Getting married to your cousin? Get yourself tested

Getting married to your cousin? Get yourself tested

Docs urge pre and post-marital testing to avoid genetic disorders in babies.

By Jasmine Al Kuttab

Published: Fri 11 Dec 2015, 11:00 PM

Last updated: Sat 12 Dec 2015, 3:55 PM

More couples in consanguineous marriages (marriages between relatives), are heavily relying on comprehensive fetal screening programmes to determine the health of their unborn child and to check whether the baby carries genetic disorders, say medical experts in the UAE.
As consanguineous marriages are more commonly found in the Middle East than in the West, it is crucial for couples to be cautious about the genetic inheritance disorders they may carry, as it could affect the life, or even the survival rate of their child.
Doctor Gowri Ramanathan, Head of Obstetrics and Gynecology Services, and Director of Fetal Medicine at Danat Al Emarat, told Khaleej Times she approximately carries out four thousand scans each year, to determine the health of the unborn baby.
However, she noted that genetic abnormalities that are caused by consanguineous marriages are relatively high in the Capital.
"Out of all the abnormalities that are due to genetic syndrome, the rate of consanguineous marriages are about 30 to 40 per cent," she said.
"Approximately 60 per cent of the Emirati population have consanguineous marriages," she added.
She pointed out that it's crucial to be tested during the first stages of the pregnancy, known as the embryogenesis period.
"If both parents carry traits of the gene then there is a one in four chance the baby will be affected."
Doctors in the UAE thus urge couples to have pre-marital testing, as well as testing the baby during pregnancy. Depending on the results, management can be planned; however there are certain abnormalities that mean the baby won't survive.
"Genetic abnormality is a common case, which results in lethal risks and are often related to marriages between relatives.

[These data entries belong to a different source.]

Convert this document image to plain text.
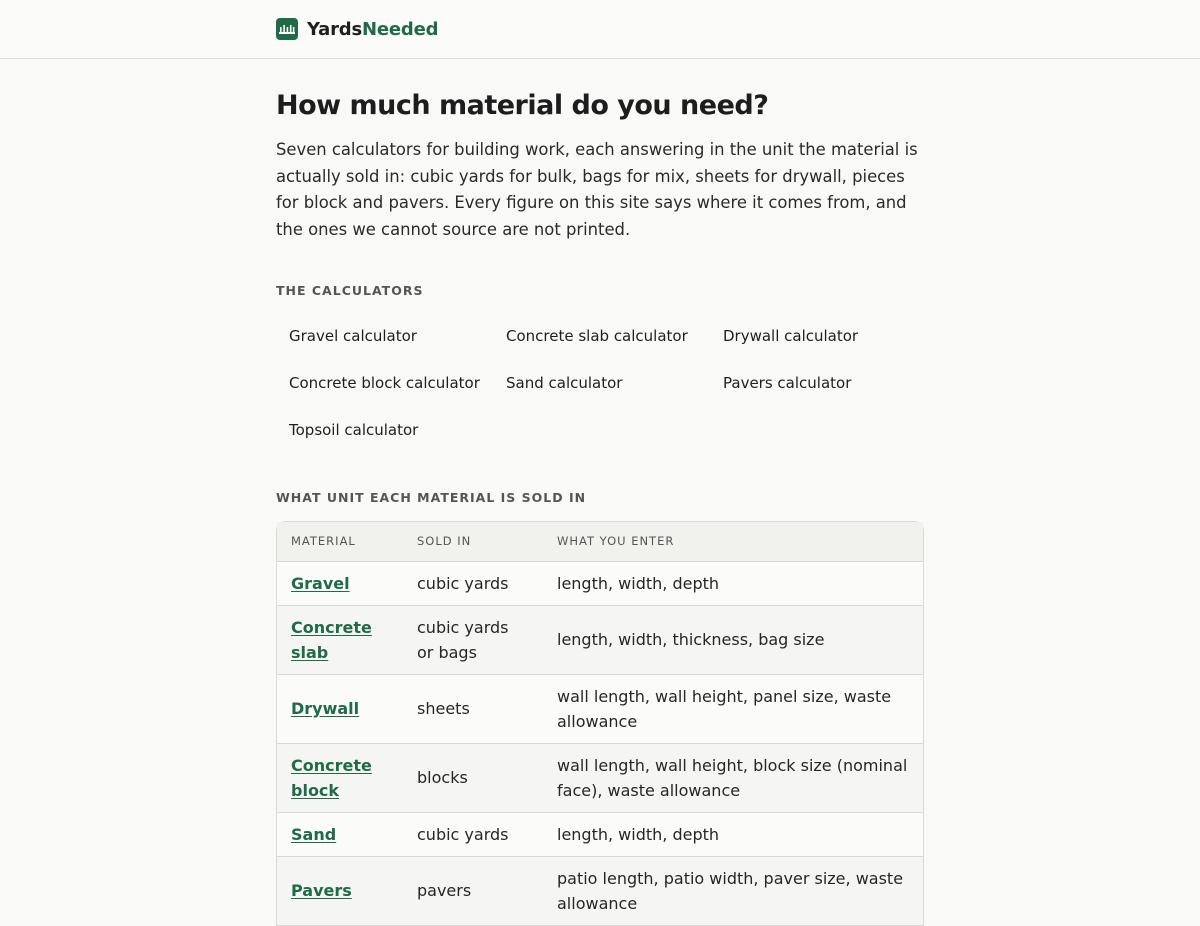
YardsNeeded
How much material do you need?

Seven calculators for building work, each answering in the unit the material is actually sold in: cubic yards for bulk, bags for mix, sheets for drywall, pieces for block and pavers. Every figure on this site says where it comes from, and the ones we cannot source are not printed.

THE CALCULATORS
Gravel calculator	Concrete slab calculator	Drywall calculator
Concrete block calculator	Sand calculator	Pavers calculator
Topsoil calculator
WHAT UNIT EACH MATERIAL IS SOLD IN
MATERIAL	SOLD IN	WHAT YOU ENTER
Gravel	cubic yards	length, width, depth
Concrete slab	cubic yards or bags	length, width, thickness, bag size
Drywall	sheets	wall length, wall height, panel size, waste allowance
Concrete block	blocks	wall length, wall height, block size (nominal face), waste allowance
Sand	cubic yards	length, width, depth
Pavers	pavers	patio length, patio width, paver size, waste allowance
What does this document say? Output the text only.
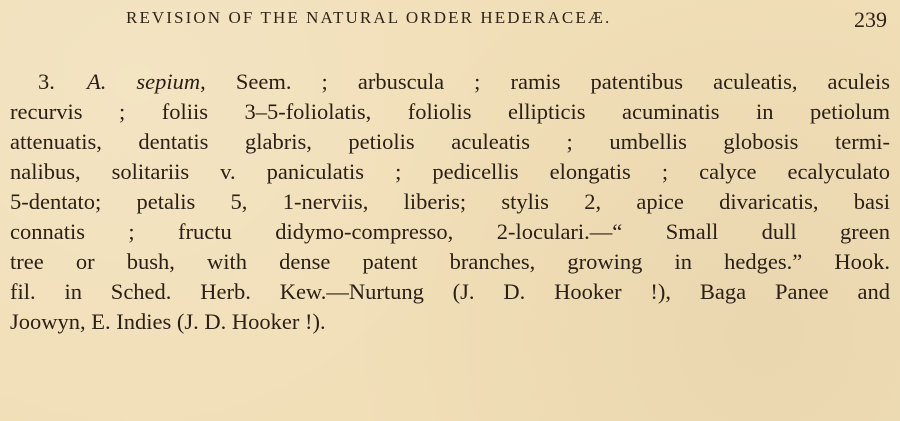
REVISION OF THE NATURAL ORDER HEDERACEÆ.	239
3. A. sepium, Seem. ; arbuscula ; ramis patentibus aculeatis, aculeis
recurvis ; foliis 3–5-foliolatis, foliolis ellipticis acuminatis in petiolum
attenuatis, dentatis glabris, petiolis aculeatis ; umbellis globosis termi-
nalibus, solitariis v. paniculatis ; pedicellis elongatis ; calyce ecalyculato
5-dentato; petalis 5, 1-nerviis, liberis; stylis 2, apice divaricatis, basi
connatis ; fructu didymo-compresso, 2-loculari.—“ Small dull green
tree or bush, with dense patent branches, growing in hedges.” Hook.
fil. in Sched. Herb. Kew.—Nurtung (J. D. Hooker !), Baga Panee and
Joowyn, E. Indies (J. D. Hooker !).
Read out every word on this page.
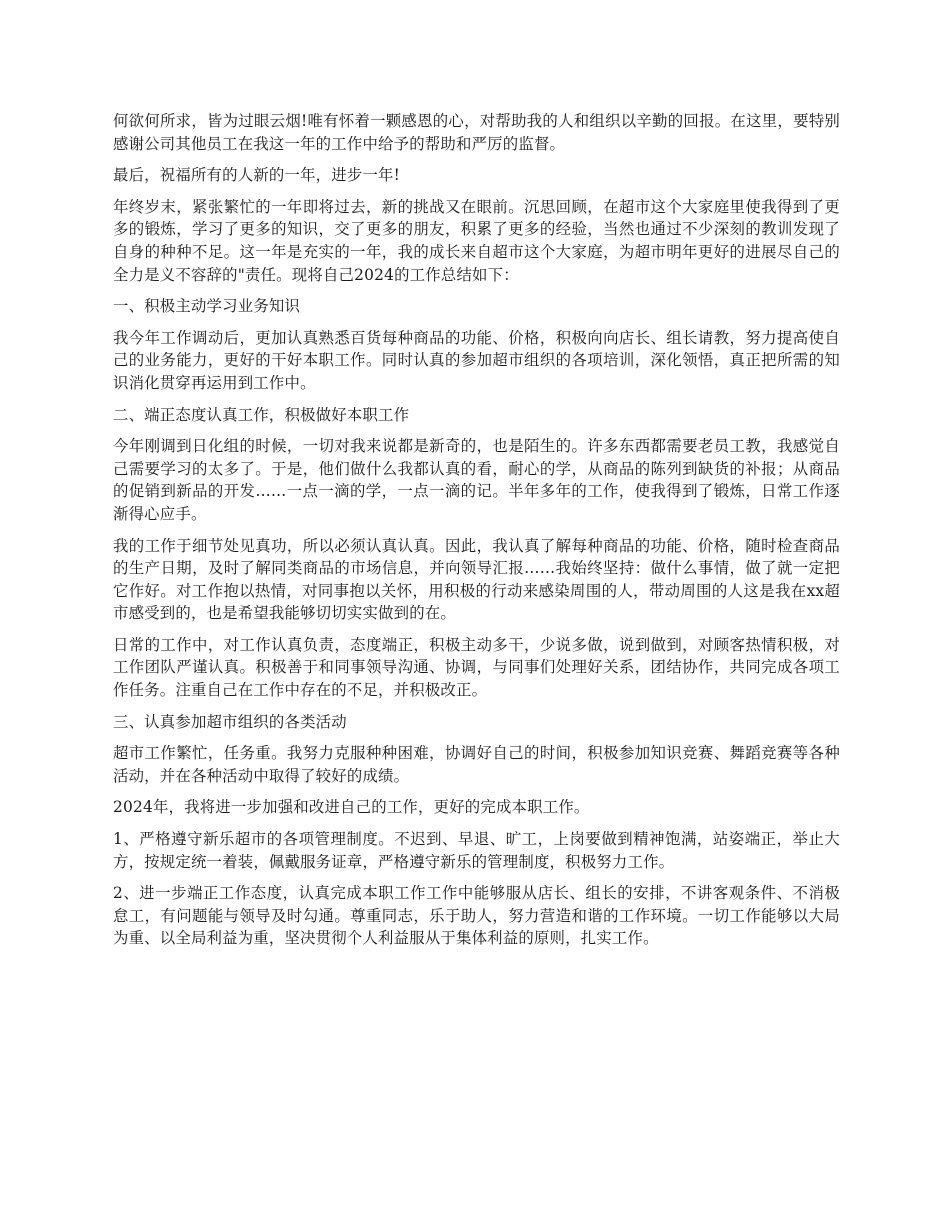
何欲何所求，皆为过眼云烟!唯有怀着一颗感恩的心，对帮助我的人和组织以辛勤的回报。在这里，要特别感谢公司其他员工在我这一年的工作中给予的帮助和严厉的监督。

最后，祝福所有的人新的一年，进步一年!

年终岁末，紧张繁忙的一年即将过去，新的挑战又在眼前。沉思回顾，在超市这个大家庭里使我得到了更多的锻炼，学习了更多的知识，交了更多的朋友，积累了更多的经验，当然也通过不少深刻的教训发现了自身的种种不足。这一年是充实的一年，我的成长来自超市这个大家庭，为超市明年更好的进展尽自己的全力是义不容辞的"责任。现将自己2024的工作总结如下：

一、积极主动学习业务知识

我今年工作调动后，更加认真熟悉百货每种商品的功能、价格，积极向向店长、组长请教，努力提高使自己的业务能力，更好的干好本职工作。同时认真的参加超市组织的各项培训，深化领悟，真正把所需的知识消化贯穿再运用到工作中。

二、端正态度认真工作，积极做好本职工作

今年刚调到日化组的时候，一切对我来说都是新奇的，也是陌生的。许多东西都需要老员工教，我感觉自己需要学习的太多了。于是，他们做什么我都认真的看，耐心的学，从商品的陈列到缺货的补报；从商品的促销到新品的开发……一点一滴的学，一点一滴的记。半年多年的工作，使我得到了锻炼，日常工作逐渐得心应手。

我的工作于细节处见真功，所以必须认真认真。因此，我认真了解每种商品的功能、价格，随时检查商品的生产日期，及时了解同类商品的市场信息，并向领导汇报……我始终坚持：做什么事情，做了就一定把它作好。对工作抱以热情，对同事抱以关怀，用积极的行动来感染周围的人，带动周围的人这是我在xx超市感受到的，也是希望我能够切切实实做到的在。

日常的工作中，对工作认真负责，态度端正，积极主动多干，少说多做，说到做到，对顾客热情积极，对工作团队严谨认真。积极善于和同事领导沟通、协调，与同事们处理好关系，团结协作，共同完成各项工作任务。注重自己在工作中存在的不足，并积极改正。

三、认真参加超市组织的各类活动

超市工作繁忙，任务重。我努力克服种种困难，协调好自己的时间，积极参加知识竞赛、舞蹈竞赛等各种活动，并在各种活动中取得了较好的成绩。

2024年，我将进一步加强和改进自己的工作，更好的完成本职工作。

1、严格遵守新乐超市的各项管理制度。不迟到、早退、旷工，上岗要做到精神饱满，站姿端正，举止大方，按规定统一着装，佩戴服务证章，严格遵守新乐的管理制度，积极努力工作。

2、进一步端正工作态度，认真完成本职工作工作中能够服从店长、组长的安排，不讲客观条件、不消极怠工，有问题能与领导及时勾通。尊重同志，乐于助人，努力营造和谐的工作环境。一切工作能够以大局为重、以全局利益为重，坚决贯彻个人利益服从于集体利益的原则，扎实工作。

Abu Dhabi has a high rate of chromosomal genetic disorders due to this," she said.
She said that every pregnant woman should therefore be thoroughly assessed to see if there are potential chromosomal, genetic or structural abnormalities that may manifest themselves in the future.
"Some cases have lethal risks and therefore the baby dies during pregnancy, some die immediately after birth, and some survive but carry the disability throughout their lifetime."
Doctor Iyad Al Aqqad, from Al Mafraq Hospital's Pediatric Department, told Khaleej Times that 80 to 90 per cent of the genetic disorder cases that are diagnosed in the hospital are due to consanguineous marriages.
"Al Mafraq is located in Baniyas, which is a highly traditional area of the Capital, so it's very common to have marriages between relatives."
"Whenever we receive a child with a genetic disorder, there is an 80 to 90 per cent chance that the parents are either first or second degree relatives," he added.
Dr Al Aqqad pointed out that common cases also include inherited metabolic disorders.
"If we know it's inherited in the family we test the parents to know who is the force of the gene of the disorder, so we can determine if it will happen again."
He highlighted that not all parents know they carry the disease, as many diseases are often silent, and thus it is crucial to do a thorough testing prior to marriage.
Moreover, he said that it is crucial for couples to understand that there are different types of disorders, one known as the autosomal dominant, (one parents with abnormal gene), and the autosomal recessive, (abnormal gene in both parents).
"In consanguineous marriages, we mainly receive the autosomal recessive disorder and one of the most common genetic disorders in the UAE is thalassemia," he added.